Artificial neural networks applied to the analysis of performance and wear resistance of binary coatings Cr3C237WC18M and WC20Cr3C27Ni

The wear process, of hydroelectric turbine blades, is a complex and multifactorial phenomenon where coatings applied by thermal spray are often used. In this work, artificial neural networks were used to model the resistance against cavitation and slurry erosion wear of binary carbide coatings Cr3C237WC18M and WC20Cr3C27Ni, sprayed by HVOF processes. The influence of fuel (kerosene and hydrogen), fuel flow and stoichiometric ratios were evaluated. The speed and temperature of the powder particles were measured. The mechanical properties of the coatings: microhardness and fracture toughness, determined by Vickers indentation method, were considered. The thickness and porosity of the coatings were also evaluated as well as cavitation and slurry erosion tests (90 degrees erodent impact angle). Mass loss and wear rates were determined for each binary coating under the experimental conditions. Regardless of the type of coatings, the significant influence of the type of fuel and stoichiometry ratio on the cavitation and erosion wear rates was demonstrated. With the design of the Artificial Neural Network (ANN), it was possible to analyse 10 input variables, and the interaction between them. The resulting eight outputs produced a robust model.

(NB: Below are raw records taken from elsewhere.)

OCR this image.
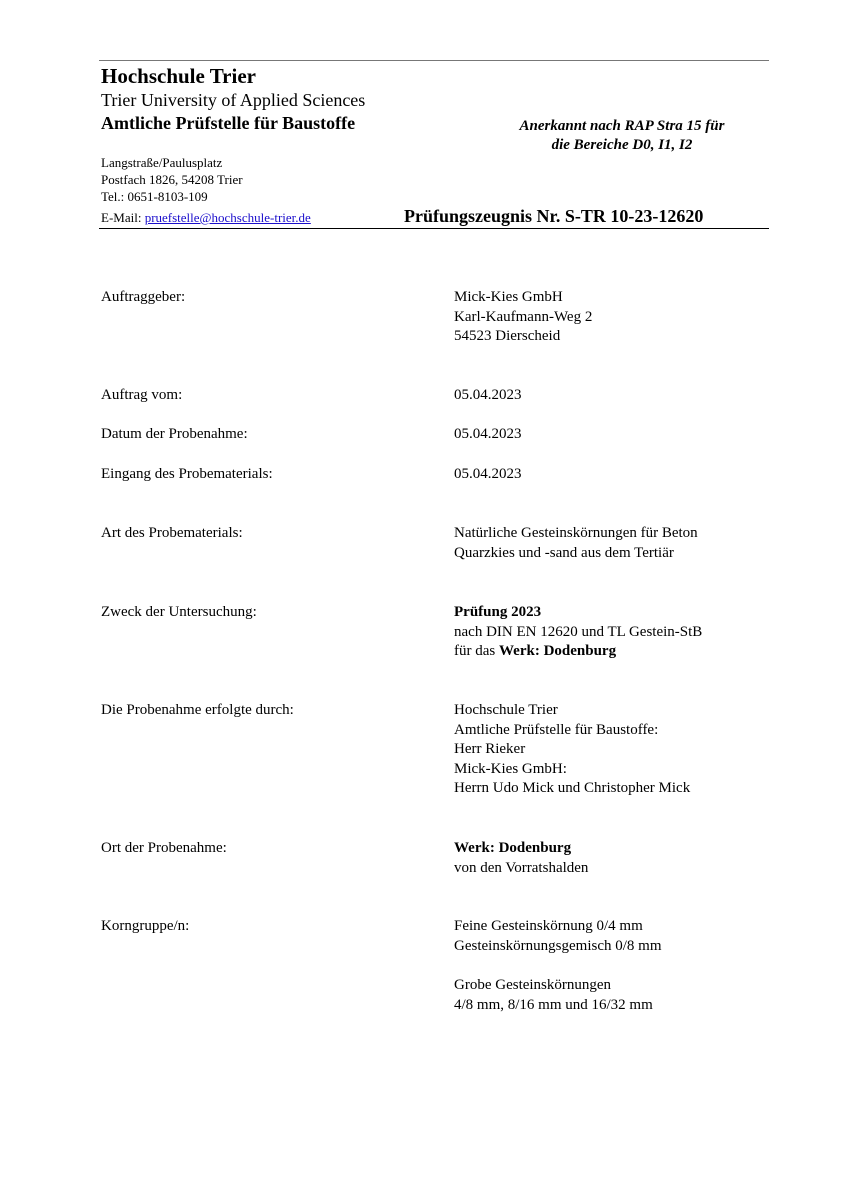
Hochschule Trier
Trier University of Applied Sciences
Amtliche Prüfstelle für Baustoffe	Anerkannt nach RAP Stra 15 für
die Bereiche D0, I1, I2
Langstraße/Paulusplatz
Postfach 1826, 54208 Trier
Tel.: 0651-8103-109
E-Mail: pruefstelle@hochschule-trier.de	Prüfungszeugnis Nr. S-TR 10-23-12620
Auftraggeber:	Mick-Kies GmbH
Karl-Kaufmann-Weg 2
54523 Dierscheid
Auftrag vom:	05.04.2023
Datum der Probenahme:	05.04.2023
Eingang des Probematerials:	05.04.2023
Art des Probematerials:	Natürliche Gesteinskörnungen für Beton
Quarzkies und -sand aus dem Tertiär
Zweck der Untersuchung:	Prüfung 2023
nach DIN EN 12620 und TL Gestein-StB
für das Werk: Dodenburg
Die Probenahme erfolgte durch:	Hochschule Trier
Amtliche Prüfstelle für Baustoffe:
Herr Rieker
Mick-Kies GmbH:
Herrn Udo Mick und Christopher Mick
Ort der Probenahme:	Werk: Dodenburg
von den Vorratshalden
Korngruppe/n:	Feine Gesteinskörnung 0/4 mm
Gesteinskörnungsgemisch 0/8 mm
Grobe Gesteinskörnungen
4/8 mm, 8/16 mm und 16/32 mm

This result allows the prediction of thickness, porosity, microhardness, fracture toughness, and wear resistance of Cr3C237WC18M and WC20Cr3C27Ni binary coatings sprayed by the HVOF process.

Automated summary

This study utilized artificial neural networks to model the wear resistance of coatings, showing significant influence of fuel type and stoichiometry ratio on wear rates. The model allows for prediction of coating thickness, porosity, microhardness, fracture toughness, and wear resistance.